Localized exploration in contextual dynamic pricing achieves dimension-free regret
Jinhang Chai, Yaqi Duan, Jianqing Fan, Kaizheng Wang
TL;DR
This work tackles contextual dynamic pricing with a contextual linear demand model and introduces a three-stage LetC algorithm that combines burn-in exploration, localized refinement, and committing to a learned policy. A novel critical inequality governs the exploration-exploitation trade-off, enabling dimension-free regret bounds in the large-$T$ regime and a complete non-asymptotic bound for all horizons; a minimax lower bound confirms optimality. The analysis reveals a deep link between localized exploration and ridge-regression-type regularization, and demonstrates robust performance through extensive synthetic and real-data experiments.

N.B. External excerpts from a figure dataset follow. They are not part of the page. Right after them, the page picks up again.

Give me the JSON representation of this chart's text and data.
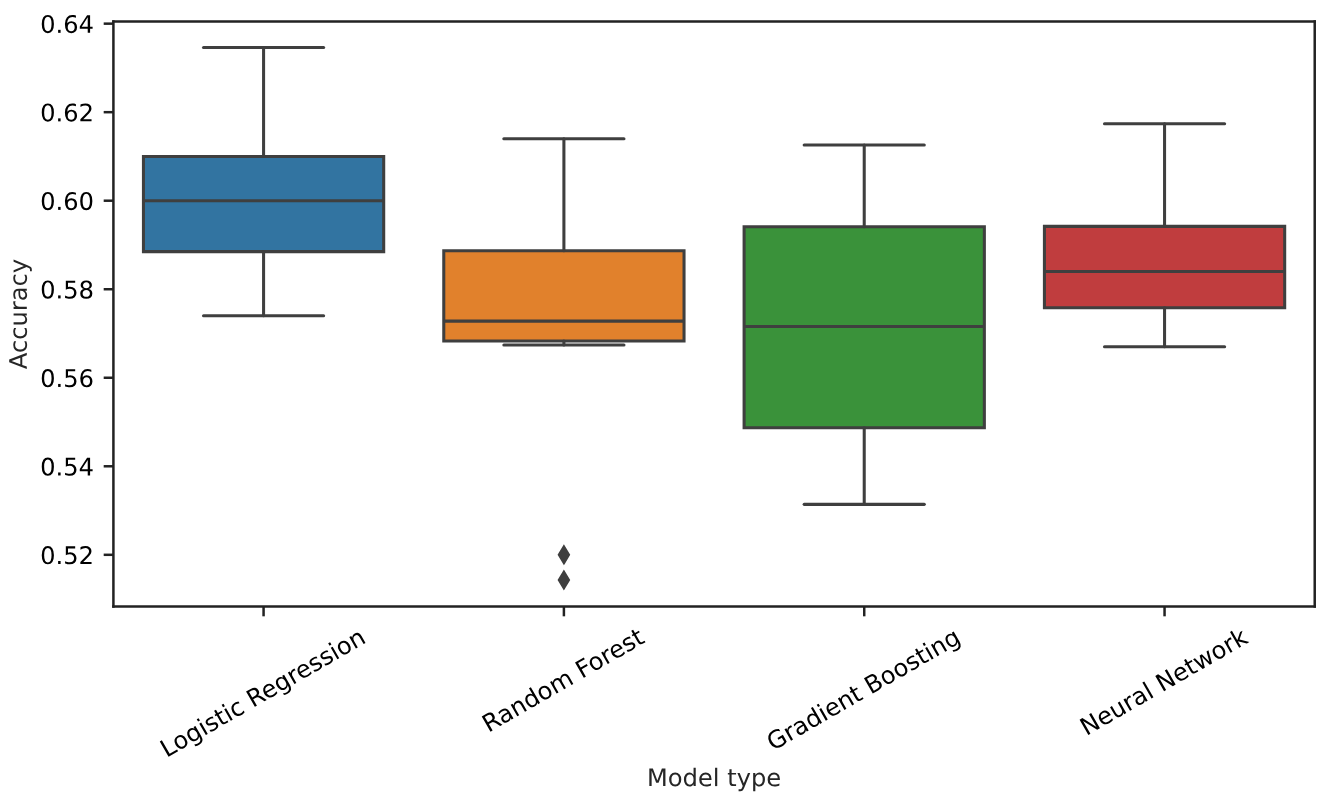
{
  "chart_data": {
    "type": "box",
    "xlabel": "Model type",
    "ylabel": "Accuracy",
    "categories": [
      "Logistic Regression",
      "Random Forest",
      "Gradient Boosting",
      "Neural Network"
    ],
    "boxes": [
      {
        "low": 0.574,
        "q1": 0.5885,
        "median": 0.6,
        "q3": 0.61,
        "high": 0.6346
      },
      {
        "low": 0.5674,
        "q1": 0.5683,
        "median": 0.5728,
        "q3": 0.5887,
        "high": 0.614,
        "outliers": [
          0.52,
          0.5143
        ]
      },
      {
        "low": 0.5314,
        "q1": 0.5487,
        "median": 0.5716,
        "q3": 0.5941,
        "high": 0.6126
      },
      {
        "low": 0.567,
        "q1": 0.5758,
        "median": 0.584,
        "q3": 0.5942,
        "high": 0.6174
      }
    ],
    "colors": [
      "#3274a1",
      "#e1812c",
      "#3a923a",
      "#c03d3e"
    ],
    "ylim": [
      0.5083,
      0.6405
    ],
    "yticks": [
      0.52,
      0.54,
      0.56,
      0.58,
      {
        "value": 0.6,
        "label": "0.60"
      },
      0.62,
      0.64
    ],
    "marker": "diamond",
    "grid": false
  }
}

The results offer a principled route to dimension-robust online pricing in high-dimensional contexts with practical implications for online marketplaces.
Abstract
We study the problem of contextual dynamic pricing with a linear demand model. We propose a novel localized exploration-then-commit (LetC) algorithm which starts with a pure exploration stage, followed by a refinement stage that explores near the learned optimal pricing policy, and finally enters a pure exploitation stage. The algorithm is shown to achieve a minimax optimal, dimension-free regret bound when the time horizon exceeds a polynomial of the covariate dimension. Furthermore, we provide a general theoretical framework that encompasses the entire time spectrum, demonstrating how to balance exploration and exploitation when the horizon is limited. The analysis is powered by a novel critical inequality that depicts the exploration-exploitation trade-off in dynamic pricing, mirroring its existing counterpart for the bias-variance trade-off in regularized regression. Our theoretical results are validated by extensive experiments on synthetic and real-world data.